Public Speaking . . . in the Classroom

Teachers probably do more public speaking than any other professionals, and far more than the public figures with whom we usually associate public speaking. As teachers, we do not think about ourselves as public speakers, however, possibly because our public speaking happens in our classroom in front of our students, which may not seem very “public.” But, it wouldn’t hurt to think about what we do in the classroom everyday as public speaking of the sort we associate with a President, a Governor or a celebrated author, and to prepare for each class with the same ambitious goal as public figures: to inspire our audience.

This raises the most important point about preparing for each class: know, respect and trust your audience, just as a public figure would his or her audience. Students’ time is as valuable as your time, and everything you do and say in the classroom influences how your students think about you and about the larger enterprise of education. As you know, teachers change lives. Aim to make that change positive.

When teachers speak in a classroom, we are more like Martin Luther King, Jr., or Barack Obama than we realize, in terms of what we should try to do, and what we can accomplish when we get it right. Like public figures, we stand up and speak in front of a group of individuals who can and should be moved—moved to remember what you say and that you say it because it is important.

If we do not view and prepare for daily teaching as public speaking, I think we lose our very best opportunity to show our students why we love the material we share with them, how discussion can transform how they think, and what learning important things deeply feels like. When we stand in front of them and present on the subjects we love, we have everything we need to improve academic and social outcomes. We need to plan for, speak to, and interact with our daily audience as though the future depends on it, because it does.

In my experience, there are three possible outcomes of a well-planned lesson that is delivered effectively:

  1. Students will remember what you say, which means they will learn the content;
  2. They will have a positive response to what you said, or to you as a speaker, which will leave them with a positive impression of your class and of the subject you teach; and,
  3. They will find the larger enterprise of formal education to be meaningful and worthy of future commitment, which will make them life-long learners and thinkers.

So, to review, every classroom teacher is a public speaker and every class is a public speaking opportunity of enormous moment. So, what does your particular daily public speaking opportunity require?

Plan. You do not need a script, but you do need an outline of the most important content you will share in class, and the outline has to be realistic, given the time and the audience. If you have two or three key points to present, discuss, elaborate upon, and revisit, that may be enough for one class session.

Aim to expose important things students will find important. In your planning for the day’s lesson, you have a single challenge: show students what is important to learn in a way that helps them understand why it is important for them.

Do not trust, verify. You should seek feedback on how well you present content in front of your students.

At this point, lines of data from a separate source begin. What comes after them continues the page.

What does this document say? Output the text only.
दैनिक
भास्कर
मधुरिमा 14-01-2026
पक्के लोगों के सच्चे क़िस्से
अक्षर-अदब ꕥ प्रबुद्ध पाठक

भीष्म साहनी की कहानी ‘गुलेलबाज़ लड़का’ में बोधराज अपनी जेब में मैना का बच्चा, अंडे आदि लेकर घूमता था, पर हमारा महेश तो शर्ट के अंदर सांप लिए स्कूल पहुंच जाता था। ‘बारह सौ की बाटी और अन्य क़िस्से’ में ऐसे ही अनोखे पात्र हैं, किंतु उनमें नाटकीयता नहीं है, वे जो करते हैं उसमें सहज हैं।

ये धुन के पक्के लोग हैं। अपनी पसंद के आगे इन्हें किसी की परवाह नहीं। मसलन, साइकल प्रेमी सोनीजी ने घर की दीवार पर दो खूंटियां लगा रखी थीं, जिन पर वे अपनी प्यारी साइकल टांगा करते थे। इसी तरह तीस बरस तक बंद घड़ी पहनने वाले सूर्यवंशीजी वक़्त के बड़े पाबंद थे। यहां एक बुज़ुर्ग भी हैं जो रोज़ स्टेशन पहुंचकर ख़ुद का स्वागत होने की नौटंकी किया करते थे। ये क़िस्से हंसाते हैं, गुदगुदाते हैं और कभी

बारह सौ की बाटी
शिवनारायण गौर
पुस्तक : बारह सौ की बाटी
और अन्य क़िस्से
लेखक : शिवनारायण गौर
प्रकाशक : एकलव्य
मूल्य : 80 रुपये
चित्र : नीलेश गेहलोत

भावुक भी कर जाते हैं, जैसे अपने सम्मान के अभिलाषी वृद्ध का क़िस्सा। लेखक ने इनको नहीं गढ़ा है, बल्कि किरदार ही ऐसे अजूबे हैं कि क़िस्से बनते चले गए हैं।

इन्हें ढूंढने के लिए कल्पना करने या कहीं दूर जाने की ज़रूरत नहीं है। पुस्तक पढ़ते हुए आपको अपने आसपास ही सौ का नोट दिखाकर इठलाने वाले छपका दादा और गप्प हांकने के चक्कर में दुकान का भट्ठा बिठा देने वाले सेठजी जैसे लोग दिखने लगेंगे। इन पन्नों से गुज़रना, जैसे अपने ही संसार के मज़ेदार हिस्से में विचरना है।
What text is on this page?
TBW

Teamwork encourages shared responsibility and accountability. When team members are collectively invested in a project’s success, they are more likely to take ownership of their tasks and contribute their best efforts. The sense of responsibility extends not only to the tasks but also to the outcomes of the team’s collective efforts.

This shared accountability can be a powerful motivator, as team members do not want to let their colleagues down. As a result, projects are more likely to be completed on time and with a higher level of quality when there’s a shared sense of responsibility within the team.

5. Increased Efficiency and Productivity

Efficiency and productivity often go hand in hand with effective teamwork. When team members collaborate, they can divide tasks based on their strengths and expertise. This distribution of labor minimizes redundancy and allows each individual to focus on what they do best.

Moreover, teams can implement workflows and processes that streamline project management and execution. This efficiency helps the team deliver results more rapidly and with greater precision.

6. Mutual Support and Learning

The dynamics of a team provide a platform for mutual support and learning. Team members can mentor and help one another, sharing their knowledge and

You can get this feedback from the students (with an anonymous survey), from colleagues who observe you in the classroom and give you candid feedback, and even from yourself, if you record your lesson and observe what you are doing. Do you say “umm” or “like” too often, are you moving around too much, or do you have odd habits that distract your students? As one example, my sociology professor said “uhh” so often I spent class time counting how many times he said it, rather than thinking about whether Emile Durkheim found that modern society led to greater social isolation.

Do not read your presentation to students. Do not, under any circumstances, just read to students something you assigned them to read on their own or something you prepared to frame the day’s lesson (e.g., a PowerPoint). If it is visible to them and you are reading what is visible to them, you and the whole enterprise of formal learning are undermined, maybe irretrievably. The most you should write out in advance is an outline of key points, observations, quotes, and other content you consider critical to share in this lesson. This content should be connected in an obvious way to content the students have already seen and the content they will see in the future.

Do maintain eye contact and interaction with all of your students. Every student should be a part of your classroom planning and practice, which means being more thoughtful about eye contact and interactions during class. You should look at all of your students, and should look at each long enough to confirm they are paying attention. Your questions should be spread across the students, and the same small group of students should not be permitted to be the only ones answering in every class. This will breed resentment or encourage indifference among students who are not part of the day’s conversation. To include everyone in the classroom, you will have to become comfortable with extended silences, as you will be calling on students who do not normally raise their hands. Though you must call on everyone over the course of one or two days’ lessons, remember to be kind and save them if the silence lingers more than 15-30 seconds by giving them guidance to help them answer. One benefit of this is that the students themselves will get regular practice with speaking in front of others.

Do not ask a single question with an obvious answer (unless it is obvious only to you). The worst thing you can do in the classroom, short of not being prepared for the day or belittling a student in front of his peers, is to ask a simple question for which the students already know the answer. If you are not asking questions worth answering, your students are not going to invest the attention and effort to answer your questions.

Conclusion

I hope these observations make your daily public speaking more enjoyable for you and more memorable for your students. You are giving a number of performances every school day, and if you love your subject you have all you need to inspire your students.